Though the law passed last December, this story really starts last summer, when two petition drives—One Fair Wage, which would increase the state minimum wage to $12 over four years and bring tipped workers up to the same minimum wage as every other worker; and an initiative to guarantee earned paid sick time to Michigan workers—gained enough signatures to make the November ballot.

Instead of letting voters decide on the issues, Republicans in the legislature made use of a provision in the state constitution allowing them to pass the initiatives into law instead. Unfortunately, they did so not out of goodwill for working folks, but because it’d be easier to pull the rug out from Michigan’s working families by going back to gut the reforms if they passed the laws themselves than if they let voters pass it as a ballot initiative. Whether this “adopt and amend” strategy was constitutional is yet to be determined.

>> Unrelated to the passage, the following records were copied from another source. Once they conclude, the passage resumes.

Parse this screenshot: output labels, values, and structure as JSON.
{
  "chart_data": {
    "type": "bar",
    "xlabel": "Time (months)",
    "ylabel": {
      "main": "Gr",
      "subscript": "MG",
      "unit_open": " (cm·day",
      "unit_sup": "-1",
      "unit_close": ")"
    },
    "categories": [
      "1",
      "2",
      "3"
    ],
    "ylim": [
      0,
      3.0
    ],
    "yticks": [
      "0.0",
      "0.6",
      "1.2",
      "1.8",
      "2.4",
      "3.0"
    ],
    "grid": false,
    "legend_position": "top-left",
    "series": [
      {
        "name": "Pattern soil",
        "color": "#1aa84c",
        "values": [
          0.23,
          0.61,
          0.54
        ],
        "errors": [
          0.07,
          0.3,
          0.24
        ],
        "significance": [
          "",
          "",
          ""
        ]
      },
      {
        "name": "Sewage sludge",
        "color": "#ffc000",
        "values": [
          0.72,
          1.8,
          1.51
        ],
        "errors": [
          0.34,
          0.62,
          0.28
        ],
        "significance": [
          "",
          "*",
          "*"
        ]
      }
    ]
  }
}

Republican legislators are the ones who cast the votes that undermined our democracy and watered down reforms that would have helped Michigan workers, but we also have to acknowledge the real, behind-the-scenes villains of the story: corporate lobbyists with the Michigan Chamber of Commerce and the Michigan Restaurant Association.

Much like the DeVos family, the Chamber and MRA have a lot of money—and they use it to influence elected officials to pass laws that advance the interests of the wealthy with no concern for working Michiganders. The Chamber opposed increasing the minimum wage in 2014 and again last year, and vocally supported lawmakers’ move to gut minimum wage and earned paid sick time laws during lame duck.

In a post on their website discussing the minimum wage and earned paid sick time laws about to take effect, the Chamber freely admits that both of the original proposals were “all but certain to pass” if the people had been able to vote, while praising lawmakers’ decision to undermine them. They knew the people of Michigan wanted fair wages, and they didn’t care.

This isn’t the first time the Chamber has worked against our best interests to increase corporate profits, and it won’t be the last. From supporting the emergency manager law that poisoned Flint’s water to joining attempts to undermine the Affordable Care Act to opposing the ballot initiative that ended partisan gerrymandering in Michigan, it’s hard to find an issue they haven’t been on the wrong side of.

Our elected officials should be working to pass policies that benefit ordinary Michiganders, not letting corporate lobbyists call the shots. If we want a government that’s truly of, by, and for the people, curbing the outsized influence groups like the MI Chamber of Commerce have on our political system sounds like a pretty good start.